What you can do yourself
Depending on the type and severity of phacomatosis, sufferers can take various steps to help treat it. First, it is important to determine the cause of the skin and nerve condition and eliminate the trigger. General measures such as a change in lifestyle or a change in occupation can lead to improvement, but should first be discussed with a doctor.
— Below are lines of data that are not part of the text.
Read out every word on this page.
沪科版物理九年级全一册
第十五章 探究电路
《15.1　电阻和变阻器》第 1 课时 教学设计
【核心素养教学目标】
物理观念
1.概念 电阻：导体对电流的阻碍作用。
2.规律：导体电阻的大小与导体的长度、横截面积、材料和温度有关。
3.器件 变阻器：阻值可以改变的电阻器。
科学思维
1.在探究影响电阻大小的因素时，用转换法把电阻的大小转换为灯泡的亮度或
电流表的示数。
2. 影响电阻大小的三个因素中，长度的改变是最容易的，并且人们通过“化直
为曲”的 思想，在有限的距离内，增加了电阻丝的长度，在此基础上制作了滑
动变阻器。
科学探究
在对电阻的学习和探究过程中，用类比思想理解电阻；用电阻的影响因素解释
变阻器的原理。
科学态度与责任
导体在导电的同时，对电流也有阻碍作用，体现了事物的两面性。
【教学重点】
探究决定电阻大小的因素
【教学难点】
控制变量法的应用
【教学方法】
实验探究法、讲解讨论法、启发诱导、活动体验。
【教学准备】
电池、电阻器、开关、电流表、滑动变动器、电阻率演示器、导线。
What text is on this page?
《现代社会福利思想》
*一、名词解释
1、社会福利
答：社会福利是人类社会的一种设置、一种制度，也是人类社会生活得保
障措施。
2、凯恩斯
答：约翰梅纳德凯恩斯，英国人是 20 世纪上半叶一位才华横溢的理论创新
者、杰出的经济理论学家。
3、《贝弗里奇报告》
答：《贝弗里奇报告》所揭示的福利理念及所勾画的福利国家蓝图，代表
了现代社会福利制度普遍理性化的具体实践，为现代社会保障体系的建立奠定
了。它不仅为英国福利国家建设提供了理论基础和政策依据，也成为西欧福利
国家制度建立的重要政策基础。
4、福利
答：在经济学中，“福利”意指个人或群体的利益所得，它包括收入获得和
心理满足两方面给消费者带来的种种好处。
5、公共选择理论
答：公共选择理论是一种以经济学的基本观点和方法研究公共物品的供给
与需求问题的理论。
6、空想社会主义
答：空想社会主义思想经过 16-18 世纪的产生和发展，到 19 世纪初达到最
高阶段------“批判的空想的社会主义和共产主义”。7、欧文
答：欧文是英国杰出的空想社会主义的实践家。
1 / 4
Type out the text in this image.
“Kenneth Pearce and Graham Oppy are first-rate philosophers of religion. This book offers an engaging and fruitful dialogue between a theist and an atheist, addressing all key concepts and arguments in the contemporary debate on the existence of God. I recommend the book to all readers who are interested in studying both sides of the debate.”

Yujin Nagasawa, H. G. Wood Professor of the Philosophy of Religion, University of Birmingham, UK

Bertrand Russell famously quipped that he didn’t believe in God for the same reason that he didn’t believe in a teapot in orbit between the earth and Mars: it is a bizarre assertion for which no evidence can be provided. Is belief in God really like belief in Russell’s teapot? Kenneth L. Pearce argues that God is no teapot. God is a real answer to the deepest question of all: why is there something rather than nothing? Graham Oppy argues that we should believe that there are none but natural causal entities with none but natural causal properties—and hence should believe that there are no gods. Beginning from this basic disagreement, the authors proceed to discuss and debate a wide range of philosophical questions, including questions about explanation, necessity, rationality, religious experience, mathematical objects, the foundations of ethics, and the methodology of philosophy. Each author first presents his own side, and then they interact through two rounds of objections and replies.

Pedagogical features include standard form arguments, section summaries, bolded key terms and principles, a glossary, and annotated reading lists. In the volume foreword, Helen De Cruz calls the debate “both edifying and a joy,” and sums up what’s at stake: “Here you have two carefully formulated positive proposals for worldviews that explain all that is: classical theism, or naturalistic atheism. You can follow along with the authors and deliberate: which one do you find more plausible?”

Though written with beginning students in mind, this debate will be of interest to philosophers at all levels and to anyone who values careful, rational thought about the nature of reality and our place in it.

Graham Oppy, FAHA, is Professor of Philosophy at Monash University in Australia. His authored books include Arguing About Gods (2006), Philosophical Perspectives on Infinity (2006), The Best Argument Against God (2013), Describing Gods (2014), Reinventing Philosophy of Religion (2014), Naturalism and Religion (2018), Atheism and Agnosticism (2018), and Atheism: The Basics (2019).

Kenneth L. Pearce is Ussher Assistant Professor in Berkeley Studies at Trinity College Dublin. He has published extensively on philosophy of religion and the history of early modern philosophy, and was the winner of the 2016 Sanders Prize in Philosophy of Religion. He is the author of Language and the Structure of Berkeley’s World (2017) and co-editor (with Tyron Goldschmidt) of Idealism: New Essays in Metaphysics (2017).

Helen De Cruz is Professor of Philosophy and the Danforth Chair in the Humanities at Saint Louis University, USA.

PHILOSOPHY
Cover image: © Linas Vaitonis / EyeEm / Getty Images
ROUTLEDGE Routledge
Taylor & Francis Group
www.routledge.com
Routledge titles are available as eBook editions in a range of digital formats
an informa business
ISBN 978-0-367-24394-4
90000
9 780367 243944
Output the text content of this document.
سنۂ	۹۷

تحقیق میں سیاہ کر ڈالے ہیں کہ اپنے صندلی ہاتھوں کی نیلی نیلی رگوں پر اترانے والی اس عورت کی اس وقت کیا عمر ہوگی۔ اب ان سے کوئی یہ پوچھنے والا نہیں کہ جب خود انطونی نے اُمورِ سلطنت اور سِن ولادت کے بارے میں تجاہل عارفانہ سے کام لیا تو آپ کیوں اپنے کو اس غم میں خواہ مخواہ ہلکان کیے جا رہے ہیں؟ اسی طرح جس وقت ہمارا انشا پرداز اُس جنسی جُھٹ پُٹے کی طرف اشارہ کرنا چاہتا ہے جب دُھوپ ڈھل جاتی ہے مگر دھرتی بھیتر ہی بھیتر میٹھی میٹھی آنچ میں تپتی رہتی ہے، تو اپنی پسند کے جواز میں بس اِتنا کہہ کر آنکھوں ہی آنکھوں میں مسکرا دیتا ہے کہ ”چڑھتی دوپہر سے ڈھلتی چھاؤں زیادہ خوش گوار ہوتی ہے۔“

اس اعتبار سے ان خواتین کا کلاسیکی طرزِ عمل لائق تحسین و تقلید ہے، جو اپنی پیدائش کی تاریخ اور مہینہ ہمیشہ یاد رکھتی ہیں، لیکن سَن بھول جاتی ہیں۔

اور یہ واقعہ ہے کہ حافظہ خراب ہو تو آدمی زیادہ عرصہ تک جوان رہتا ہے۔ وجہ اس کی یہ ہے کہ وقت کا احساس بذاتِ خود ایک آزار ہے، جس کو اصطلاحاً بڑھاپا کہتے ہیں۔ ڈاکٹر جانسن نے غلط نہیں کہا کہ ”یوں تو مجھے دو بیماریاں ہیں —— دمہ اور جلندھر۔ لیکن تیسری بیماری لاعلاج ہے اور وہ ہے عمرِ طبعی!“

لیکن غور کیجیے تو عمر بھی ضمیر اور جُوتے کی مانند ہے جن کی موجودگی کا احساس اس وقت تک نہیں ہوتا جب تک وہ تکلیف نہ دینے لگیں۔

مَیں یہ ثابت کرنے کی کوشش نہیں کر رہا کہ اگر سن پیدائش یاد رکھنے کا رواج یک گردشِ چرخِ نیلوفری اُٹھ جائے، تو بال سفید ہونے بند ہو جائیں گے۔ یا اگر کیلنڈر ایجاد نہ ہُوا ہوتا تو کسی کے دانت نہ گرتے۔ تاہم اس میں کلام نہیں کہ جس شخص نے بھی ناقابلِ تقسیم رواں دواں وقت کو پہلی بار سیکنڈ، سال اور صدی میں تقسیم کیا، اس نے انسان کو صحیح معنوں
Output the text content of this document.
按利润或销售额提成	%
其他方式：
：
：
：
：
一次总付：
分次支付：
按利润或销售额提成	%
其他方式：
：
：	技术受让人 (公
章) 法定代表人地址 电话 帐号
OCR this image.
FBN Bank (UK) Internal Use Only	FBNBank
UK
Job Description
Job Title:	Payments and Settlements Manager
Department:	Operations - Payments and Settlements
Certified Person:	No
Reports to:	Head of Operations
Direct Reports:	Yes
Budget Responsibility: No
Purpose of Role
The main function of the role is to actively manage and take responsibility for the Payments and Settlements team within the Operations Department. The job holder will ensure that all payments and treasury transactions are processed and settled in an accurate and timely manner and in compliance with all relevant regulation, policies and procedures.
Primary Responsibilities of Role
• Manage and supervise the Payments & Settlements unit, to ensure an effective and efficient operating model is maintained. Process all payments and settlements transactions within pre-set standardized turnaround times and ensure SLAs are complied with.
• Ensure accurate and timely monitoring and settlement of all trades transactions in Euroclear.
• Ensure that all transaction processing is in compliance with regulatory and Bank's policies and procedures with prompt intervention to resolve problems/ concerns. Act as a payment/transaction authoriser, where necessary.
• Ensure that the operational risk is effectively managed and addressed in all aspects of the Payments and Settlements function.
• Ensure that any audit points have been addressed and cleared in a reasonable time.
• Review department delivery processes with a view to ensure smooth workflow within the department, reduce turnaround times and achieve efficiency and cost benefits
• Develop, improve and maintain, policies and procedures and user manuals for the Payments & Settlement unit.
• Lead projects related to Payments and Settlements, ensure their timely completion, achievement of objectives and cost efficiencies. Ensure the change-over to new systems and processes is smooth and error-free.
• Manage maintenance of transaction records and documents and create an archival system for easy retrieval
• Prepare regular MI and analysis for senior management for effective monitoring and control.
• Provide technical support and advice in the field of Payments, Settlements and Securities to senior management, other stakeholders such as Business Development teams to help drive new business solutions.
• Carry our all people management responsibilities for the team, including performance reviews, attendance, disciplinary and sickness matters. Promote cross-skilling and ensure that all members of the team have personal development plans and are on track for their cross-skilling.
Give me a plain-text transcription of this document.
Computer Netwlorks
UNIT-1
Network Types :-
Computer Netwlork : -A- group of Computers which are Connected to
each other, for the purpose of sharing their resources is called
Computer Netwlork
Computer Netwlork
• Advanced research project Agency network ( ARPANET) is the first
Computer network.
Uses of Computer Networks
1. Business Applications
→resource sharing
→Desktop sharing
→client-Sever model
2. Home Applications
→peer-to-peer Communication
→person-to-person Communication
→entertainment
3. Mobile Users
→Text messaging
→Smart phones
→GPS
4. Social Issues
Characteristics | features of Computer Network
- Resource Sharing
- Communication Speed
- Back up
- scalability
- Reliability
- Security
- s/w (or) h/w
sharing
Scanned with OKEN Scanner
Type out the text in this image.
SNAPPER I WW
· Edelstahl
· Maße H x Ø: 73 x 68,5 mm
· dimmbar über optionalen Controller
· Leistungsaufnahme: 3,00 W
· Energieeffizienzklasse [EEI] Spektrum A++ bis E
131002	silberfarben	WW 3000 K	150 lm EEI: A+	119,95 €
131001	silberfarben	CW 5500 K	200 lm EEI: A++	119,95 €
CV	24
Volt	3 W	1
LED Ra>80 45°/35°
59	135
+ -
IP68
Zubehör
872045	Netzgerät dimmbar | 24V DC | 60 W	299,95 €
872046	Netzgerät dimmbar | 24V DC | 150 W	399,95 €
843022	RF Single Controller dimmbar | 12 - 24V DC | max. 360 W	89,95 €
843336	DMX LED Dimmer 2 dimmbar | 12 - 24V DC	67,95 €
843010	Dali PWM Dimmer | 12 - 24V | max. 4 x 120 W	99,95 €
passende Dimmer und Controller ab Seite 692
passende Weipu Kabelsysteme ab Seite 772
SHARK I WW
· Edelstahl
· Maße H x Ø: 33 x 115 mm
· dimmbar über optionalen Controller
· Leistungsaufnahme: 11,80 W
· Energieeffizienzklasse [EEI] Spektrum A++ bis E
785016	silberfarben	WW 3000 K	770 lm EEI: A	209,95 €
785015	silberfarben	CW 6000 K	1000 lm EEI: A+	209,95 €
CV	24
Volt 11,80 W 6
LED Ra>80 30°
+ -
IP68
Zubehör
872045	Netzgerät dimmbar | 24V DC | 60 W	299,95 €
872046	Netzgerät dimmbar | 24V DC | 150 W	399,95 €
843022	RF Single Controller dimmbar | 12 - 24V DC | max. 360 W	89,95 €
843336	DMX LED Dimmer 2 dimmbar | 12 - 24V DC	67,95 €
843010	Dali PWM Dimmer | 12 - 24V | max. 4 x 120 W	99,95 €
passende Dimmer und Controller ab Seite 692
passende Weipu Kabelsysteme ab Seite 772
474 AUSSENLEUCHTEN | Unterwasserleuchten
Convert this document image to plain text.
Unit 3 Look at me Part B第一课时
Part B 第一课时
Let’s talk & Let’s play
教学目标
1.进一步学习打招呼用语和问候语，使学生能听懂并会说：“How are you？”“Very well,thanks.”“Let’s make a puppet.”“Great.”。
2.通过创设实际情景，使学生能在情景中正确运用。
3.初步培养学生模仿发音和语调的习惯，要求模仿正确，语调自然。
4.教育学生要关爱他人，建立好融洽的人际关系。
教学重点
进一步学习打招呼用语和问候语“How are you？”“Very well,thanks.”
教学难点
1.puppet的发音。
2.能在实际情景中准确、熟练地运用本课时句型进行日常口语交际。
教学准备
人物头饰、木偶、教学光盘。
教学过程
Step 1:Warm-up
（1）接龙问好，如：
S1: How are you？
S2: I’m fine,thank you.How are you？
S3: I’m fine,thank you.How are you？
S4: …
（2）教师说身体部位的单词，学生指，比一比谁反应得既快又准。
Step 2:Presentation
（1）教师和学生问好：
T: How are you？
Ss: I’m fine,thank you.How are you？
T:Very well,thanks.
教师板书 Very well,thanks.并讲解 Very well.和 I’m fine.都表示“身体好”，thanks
The same applies to the use of various home and natural remedies. Some phakomatoses can be alleviated by witch hazel, St. John’s wort and other preparations that have a positive effect on the skin’s appearance and well-being. Nerve complaints can be alleviated by physiotherapy and sporting activities in addition to drug therapy. If scars have already formed as a result of the skin problems, there are often also psychological problems that need to be treated. The doctor can also establish contact with other sufferers and refer patients to a self-help group, for example. Holistic treatment of the symptoms is necessary to enable the sufferers to lead a relatively symptom-free life. Due to the variety of possible phakomatoses, a specialist must always be consulted before self-help measures are initiated.